MD

News

Wednesday, April 16, 2014

Advertise with us »

President Bill Clinton's commencement address at the University of Michigan, April 28, 2007

BY COURTESY OF THE UNIVERSITY OF MICHIGAN NEWS SERVICE

Published February 11, 2010

PRESIDENT CLINTON: Thank you very much. I am delighted to be here and delighted to be given this degree by the University of Michigan's first female President. That has a great ring, I think.

I have had a wonderful time already. I have so many memories and associations with this university. When we were walking in, I told President Coleman that we were marching to William Walton's great coronation march, "Crown Imperial," which I first heard played on an old-fashioned LP record by the University of Michigan Band in 1963. I still own that record. And it’s still a great band.

The President mentioned my great friend, the late Eli Segal, who loved the University of Michigan and is smiling down on me today. He used to kid me that maybe someday I could get a degree from a real law school. There is another member of my cabinet here today, my former Agriculture Secretary Dan Glickman, who runs the Motion Picture Association now. He also went to Michigan Law School. Lieutenant Governor Cherry, I thank you for being here. Congressman Ron Klein from Florida is here. I have many friends in this audience.

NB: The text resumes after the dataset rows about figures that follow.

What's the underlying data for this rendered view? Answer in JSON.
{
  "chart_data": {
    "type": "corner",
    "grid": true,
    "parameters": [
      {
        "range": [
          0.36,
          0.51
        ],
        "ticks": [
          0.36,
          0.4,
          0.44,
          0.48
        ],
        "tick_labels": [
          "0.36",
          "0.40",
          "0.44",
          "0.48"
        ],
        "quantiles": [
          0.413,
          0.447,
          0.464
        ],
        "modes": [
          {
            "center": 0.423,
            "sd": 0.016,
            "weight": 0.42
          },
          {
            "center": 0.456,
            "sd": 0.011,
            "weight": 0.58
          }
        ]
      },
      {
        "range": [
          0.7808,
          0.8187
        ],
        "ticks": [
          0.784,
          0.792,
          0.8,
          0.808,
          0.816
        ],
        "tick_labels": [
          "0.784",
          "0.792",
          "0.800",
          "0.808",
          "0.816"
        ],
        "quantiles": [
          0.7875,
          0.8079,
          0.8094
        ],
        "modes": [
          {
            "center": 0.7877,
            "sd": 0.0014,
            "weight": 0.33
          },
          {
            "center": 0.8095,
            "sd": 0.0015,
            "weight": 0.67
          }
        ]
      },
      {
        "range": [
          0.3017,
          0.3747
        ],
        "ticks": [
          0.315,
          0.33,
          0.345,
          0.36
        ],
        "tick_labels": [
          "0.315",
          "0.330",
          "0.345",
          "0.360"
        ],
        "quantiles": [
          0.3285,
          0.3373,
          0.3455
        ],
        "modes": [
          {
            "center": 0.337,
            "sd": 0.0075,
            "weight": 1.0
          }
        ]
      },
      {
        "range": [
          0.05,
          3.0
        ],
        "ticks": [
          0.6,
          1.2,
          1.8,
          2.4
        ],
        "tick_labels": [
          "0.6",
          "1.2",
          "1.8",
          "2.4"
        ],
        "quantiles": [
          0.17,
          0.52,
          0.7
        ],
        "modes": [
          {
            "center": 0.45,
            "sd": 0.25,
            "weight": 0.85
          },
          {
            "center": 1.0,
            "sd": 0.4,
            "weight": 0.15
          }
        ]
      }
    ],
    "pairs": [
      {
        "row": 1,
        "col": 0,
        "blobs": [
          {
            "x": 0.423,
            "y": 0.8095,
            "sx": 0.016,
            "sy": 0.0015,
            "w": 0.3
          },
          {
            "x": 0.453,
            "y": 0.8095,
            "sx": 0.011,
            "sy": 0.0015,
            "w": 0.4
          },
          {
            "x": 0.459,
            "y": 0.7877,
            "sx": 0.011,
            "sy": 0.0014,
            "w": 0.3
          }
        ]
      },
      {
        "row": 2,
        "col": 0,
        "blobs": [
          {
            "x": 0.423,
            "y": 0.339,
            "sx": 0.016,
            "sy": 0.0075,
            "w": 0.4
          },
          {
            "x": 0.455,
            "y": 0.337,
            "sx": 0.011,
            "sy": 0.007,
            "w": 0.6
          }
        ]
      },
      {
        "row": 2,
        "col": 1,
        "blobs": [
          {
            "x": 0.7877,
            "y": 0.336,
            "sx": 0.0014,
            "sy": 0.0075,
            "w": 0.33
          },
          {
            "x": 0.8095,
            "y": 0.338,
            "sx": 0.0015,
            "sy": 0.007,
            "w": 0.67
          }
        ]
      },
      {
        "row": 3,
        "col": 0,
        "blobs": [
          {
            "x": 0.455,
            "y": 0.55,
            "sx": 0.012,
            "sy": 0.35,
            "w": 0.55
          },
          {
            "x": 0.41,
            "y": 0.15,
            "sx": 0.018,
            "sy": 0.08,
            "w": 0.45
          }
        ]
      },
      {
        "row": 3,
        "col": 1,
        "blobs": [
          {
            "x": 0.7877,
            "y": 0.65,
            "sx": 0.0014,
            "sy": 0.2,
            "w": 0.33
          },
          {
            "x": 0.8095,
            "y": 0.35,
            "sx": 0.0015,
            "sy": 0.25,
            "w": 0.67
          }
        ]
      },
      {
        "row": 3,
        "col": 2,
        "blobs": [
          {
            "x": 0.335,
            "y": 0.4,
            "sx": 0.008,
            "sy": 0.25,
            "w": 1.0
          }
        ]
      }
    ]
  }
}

I am particularly grateful to the students who were mentioned who worked in Rwanda in our project where we're trying to help the country rebuild. There are 11 other Michigan students who went all the way to Papua New Guinea to help set up our AIDS project there, and that's an important little example of something I want to talk about today, because half of all the languages still spoken on earth are spoken in the small country of Papua New Guinea -- more than 300 of them. That's an example of how involved you are with the larger world.

I also couldn't come to Michigan without echoing what the President said about President Ford. He and I became great friends after we were both out of the White House. We spent two memorable days playing golf together in 1993. We lied to each other about sports stories. He was a truly wonderful man.

I'd also like to acknowledge, since I'm here in the football stadium, which I have watched on television a hundred times, that this is the first graduation to occur after the passing of Coach Bo Schembechler, who as most of you know, was quite an ardent Republican. As I walked in here today on university soil, I considered a philosophical question that I had never before considered, which is whether it is possible still to switch parties in the afterlife and whether it would be moral to pray for such a result.

I want to say how inspired I was by what Jolene Pemberton and Abdul El-Sayed had to say and also how impressed I was by the previous remarks of Provost Sullivan, Dr. Smith, and the twin messages of Dean McDonald and President Coleman exhorting you not only to be successful, but to be good citizens.

I want to take just a few minutes today to ask you to think about how you're going to define your citizenship of your nation, your community, and the world, and how will you reconcile that with all your various identities, your national citizenship, your gender, your race, your religion, and all the various things that distinguish you from one another.

We celebrate today, as has already been said, the completion of your academic journey. This is largely, I believe, a time of joy, pride, gratitude, and relief. We celebrate the beginning of the rest of your life. How will you define your citizenship? This is one of the most exciting times to be alive in all of human history. It is exploding with opportunity, yet marred by inequality, insecurity, and clear unsustainability. It is bursting with knowledge, increasing at an exponential degree. Just in the last week, we have learned that several new genetic markers have been identified which are high predictors of diabetes, and that there is a planet going around a star, one of the 100 closest to our planet, that may have an atmosphere enough like ours that life is possible.